Element types: TextItem, SectionHeaderItem, TitleItem, ListItem, TableItem, CodeItem, FormulaItem, PictureItem, GroupItem, RefItem

Processing Pipeline Overview

Documents go through three stages before becoming RAG-searchable chunks. Each stage is handled by a different package.

┌─────────────────────────────────────────────────────────────┐
│  1. Parsing (Documents.Hwp / Documents.Office / Documents.Pdf)
│     .hwp, .pdf, .docx, etc. → DoclingDocument (structured model)
└──────────────────────────┬──────────────────────────────────┘
                           ↓
┌──────────────────────────┴──────────────────────────────────┐
│  2. Serialization (Documents.Abstractions)
│     DoclingDocument → Markdown string
│     MarkdownSerializer converts headings, tables, code blocks
│     into Markdown syntax.
│     Table rendering is swappable via ITableSerializer.
└──────────────────────────┬──────────────────────────────────┘
                           ↓
┌──────────────────────────┴──────────────────────────────────┐
│  3. Chunking (AI.Rag)
│     Markdown string → searchable chunk list
│     MarkdownTextSplitter splits by headers into sections,
│     then cascades: paragraph → line → word boundary.
└─────────────────────────────────────────────────────────────┘

Stage 1 (Parsing) — Each document loader (HwpDocumentLoader, PdfDocumentLoader, etc.) reads the original file and converts it into a DoclingDocument, a structured model containing text, headings, tables, and code blocks in a tree structure.

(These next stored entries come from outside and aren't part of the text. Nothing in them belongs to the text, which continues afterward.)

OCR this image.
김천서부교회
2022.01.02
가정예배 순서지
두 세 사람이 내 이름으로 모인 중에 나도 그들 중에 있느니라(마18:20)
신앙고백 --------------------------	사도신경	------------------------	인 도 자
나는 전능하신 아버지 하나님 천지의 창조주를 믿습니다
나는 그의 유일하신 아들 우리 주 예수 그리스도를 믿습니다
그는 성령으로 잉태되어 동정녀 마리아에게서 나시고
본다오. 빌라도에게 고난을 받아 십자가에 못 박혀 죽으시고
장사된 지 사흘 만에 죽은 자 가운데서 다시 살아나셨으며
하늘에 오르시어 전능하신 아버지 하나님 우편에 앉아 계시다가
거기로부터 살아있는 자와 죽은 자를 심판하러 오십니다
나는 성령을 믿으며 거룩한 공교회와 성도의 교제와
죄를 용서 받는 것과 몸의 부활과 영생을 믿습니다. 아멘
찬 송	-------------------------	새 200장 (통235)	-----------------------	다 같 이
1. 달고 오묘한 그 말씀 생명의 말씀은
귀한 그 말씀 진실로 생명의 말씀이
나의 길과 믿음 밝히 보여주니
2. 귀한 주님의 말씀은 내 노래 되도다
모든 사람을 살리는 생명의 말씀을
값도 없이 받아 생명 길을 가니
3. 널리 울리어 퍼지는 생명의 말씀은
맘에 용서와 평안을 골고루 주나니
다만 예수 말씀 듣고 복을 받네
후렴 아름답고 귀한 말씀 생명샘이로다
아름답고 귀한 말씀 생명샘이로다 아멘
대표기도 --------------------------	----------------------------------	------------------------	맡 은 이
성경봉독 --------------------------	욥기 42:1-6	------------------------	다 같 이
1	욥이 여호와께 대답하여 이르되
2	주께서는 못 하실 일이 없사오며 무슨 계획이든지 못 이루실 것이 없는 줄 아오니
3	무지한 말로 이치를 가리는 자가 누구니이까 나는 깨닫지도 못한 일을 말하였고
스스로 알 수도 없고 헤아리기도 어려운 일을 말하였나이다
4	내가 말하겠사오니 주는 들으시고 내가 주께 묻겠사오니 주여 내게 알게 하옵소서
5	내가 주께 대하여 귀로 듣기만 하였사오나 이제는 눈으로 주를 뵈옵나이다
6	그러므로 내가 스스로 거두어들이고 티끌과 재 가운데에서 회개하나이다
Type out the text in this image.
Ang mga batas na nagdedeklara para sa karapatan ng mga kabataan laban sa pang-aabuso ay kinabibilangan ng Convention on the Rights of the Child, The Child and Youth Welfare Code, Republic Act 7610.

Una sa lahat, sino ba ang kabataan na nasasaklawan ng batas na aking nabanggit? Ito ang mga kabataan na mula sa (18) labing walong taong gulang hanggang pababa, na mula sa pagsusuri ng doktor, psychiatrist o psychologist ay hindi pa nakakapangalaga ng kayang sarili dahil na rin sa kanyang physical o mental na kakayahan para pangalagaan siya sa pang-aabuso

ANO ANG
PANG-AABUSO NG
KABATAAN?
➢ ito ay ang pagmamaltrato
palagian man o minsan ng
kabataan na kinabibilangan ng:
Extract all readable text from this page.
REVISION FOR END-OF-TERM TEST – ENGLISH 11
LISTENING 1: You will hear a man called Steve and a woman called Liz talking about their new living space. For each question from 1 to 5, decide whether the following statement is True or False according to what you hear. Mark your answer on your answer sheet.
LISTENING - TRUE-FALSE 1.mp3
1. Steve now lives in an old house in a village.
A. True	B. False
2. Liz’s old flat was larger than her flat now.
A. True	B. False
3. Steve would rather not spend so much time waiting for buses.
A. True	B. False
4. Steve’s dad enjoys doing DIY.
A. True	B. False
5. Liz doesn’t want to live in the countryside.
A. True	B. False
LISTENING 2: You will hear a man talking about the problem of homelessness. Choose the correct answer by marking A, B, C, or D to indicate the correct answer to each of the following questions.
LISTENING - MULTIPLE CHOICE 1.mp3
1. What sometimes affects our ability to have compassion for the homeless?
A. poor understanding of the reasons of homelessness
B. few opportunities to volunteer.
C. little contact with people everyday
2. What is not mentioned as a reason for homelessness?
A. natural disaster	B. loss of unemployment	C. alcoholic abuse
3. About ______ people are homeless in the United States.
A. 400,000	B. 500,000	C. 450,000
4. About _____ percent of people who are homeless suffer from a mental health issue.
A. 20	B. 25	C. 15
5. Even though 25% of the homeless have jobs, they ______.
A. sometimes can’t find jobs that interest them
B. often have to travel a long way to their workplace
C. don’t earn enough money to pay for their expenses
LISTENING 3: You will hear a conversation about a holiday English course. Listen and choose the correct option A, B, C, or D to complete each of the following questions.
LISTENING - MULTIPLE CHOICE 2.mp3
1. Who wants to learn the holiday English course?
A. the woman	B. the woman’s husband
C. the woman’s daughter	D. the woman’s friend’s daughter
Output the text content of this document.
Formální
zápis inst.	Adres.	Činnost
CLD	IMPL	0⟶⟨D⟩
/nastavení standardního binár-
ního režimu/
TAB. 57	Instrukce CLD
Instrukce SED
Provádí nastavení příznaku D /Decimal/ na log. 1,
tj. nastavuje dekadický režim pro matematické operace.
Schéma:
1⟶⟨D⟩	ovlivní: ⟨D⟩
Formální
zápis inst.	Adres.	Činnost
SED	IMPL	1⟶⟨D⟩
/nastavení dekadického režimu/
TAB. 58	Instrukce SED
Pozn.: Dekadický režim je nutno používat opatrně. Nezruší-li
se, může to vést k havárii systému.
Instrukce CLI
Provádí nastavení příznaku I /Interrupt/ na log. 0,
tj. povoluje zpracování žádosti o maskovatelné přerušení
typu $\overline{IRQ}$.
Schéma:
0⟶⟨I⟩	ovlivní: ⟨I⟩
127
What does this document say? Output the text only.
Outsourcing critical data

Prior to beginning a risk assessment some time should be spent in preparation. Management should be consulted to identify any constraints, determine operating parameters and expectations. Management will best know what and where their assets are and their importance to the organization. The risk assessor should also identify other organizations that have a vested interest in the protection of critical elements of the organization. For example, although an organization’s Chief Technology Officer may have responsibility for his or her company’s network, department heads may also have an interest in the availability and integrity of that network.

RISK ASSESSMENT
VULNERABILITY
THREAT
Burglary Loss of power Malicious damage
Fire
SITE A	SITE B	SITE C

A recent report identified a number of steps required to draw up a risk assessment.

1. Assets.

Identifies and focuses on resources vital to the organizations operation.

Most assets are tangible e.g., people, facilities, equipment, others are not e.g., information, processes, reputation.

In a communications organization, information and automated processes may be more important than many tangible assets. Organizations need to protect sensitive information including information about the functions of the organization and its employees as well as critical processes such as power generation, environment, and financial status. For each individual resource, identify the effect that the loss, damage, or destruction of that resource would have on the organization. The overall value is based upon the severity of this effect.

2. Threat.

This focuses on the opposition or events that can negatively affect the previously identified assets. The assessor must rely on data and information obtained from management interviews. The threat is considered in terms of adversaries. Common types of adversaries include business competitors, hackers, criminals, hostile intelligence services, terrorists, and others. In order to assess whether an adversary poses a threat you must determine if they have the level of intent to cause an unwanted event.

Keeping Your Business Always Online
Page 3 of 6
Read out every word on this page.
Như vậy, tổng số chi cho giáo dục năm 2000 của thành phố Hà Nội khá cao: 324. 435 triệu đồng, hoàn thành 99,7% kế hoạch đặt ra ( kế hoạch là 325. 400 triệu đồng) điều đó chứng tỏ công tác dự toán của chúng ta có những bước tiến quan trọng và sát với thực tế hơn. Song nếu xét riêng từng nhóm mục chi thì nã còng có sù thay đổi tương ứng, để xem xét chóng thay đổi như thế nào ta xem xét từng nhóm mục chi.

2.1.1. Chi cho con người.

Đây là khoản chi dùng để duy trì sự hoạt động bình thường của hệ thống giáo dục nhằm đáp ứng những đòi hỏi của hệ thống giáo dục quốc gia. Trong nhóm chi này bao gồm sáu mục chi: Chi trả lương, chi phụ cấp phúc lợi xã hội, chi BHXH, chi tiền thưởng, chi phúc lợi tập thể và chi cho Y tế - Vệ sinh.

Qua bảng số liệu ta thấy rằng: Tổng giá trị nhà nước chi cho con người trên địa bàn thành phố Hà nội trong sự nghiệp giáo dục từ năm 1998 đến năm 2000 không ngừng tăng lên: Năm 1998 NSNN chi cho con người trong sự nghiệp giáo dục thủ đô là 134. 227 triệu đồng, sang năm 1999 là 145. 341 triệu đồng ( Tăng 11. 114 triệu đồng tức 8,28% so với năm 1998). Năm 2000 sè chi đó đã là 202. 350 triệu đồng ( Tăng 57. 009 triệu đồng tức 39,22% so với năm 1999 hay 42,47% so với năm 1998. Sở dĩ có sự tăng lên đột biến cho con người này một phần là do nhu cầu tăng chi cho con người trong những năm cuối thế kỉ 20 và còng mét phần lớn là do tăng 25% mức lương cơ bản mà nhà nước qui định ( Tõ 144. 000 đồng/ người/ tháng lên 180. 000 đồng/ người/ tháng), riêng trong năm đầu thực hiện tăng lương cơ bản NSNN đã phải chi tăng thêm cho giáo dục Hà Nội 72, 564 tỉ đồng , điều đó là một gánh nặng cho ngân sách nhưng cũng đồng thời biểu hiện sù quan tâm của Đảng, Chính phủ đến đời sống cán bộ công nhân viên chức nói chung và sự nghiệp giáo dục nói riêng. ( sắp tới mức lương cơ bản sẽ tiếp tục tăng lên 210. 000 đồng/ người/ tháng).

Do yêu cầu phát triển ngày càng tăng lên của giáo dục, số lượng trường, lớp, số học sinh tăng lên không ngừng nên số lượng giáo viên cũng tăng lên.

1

Stage 2 (Serialization) — When DoclingDocument.ToMarkdown() is called, the internal MarkdownSerializer traverses the tree and produces a Markdown string. Table rendering can be swapped via ITableSerializer. HWP documents default to SemanticTableSerializer, which renders form-style tables with bold group labels.

Stage 3 (Chunking) — The RAG pipeline's MarkdownTextSplitter receives the Markdown string and splits it into search-friendly chunks. It organizes sections by headers (#, ##, etc.) and automatically includes breadcrumbs (parent header paths) in each chunk.

Because these three stages are decoupled, adding a new document loader or changing the table rendering strategy does not affect the other stages.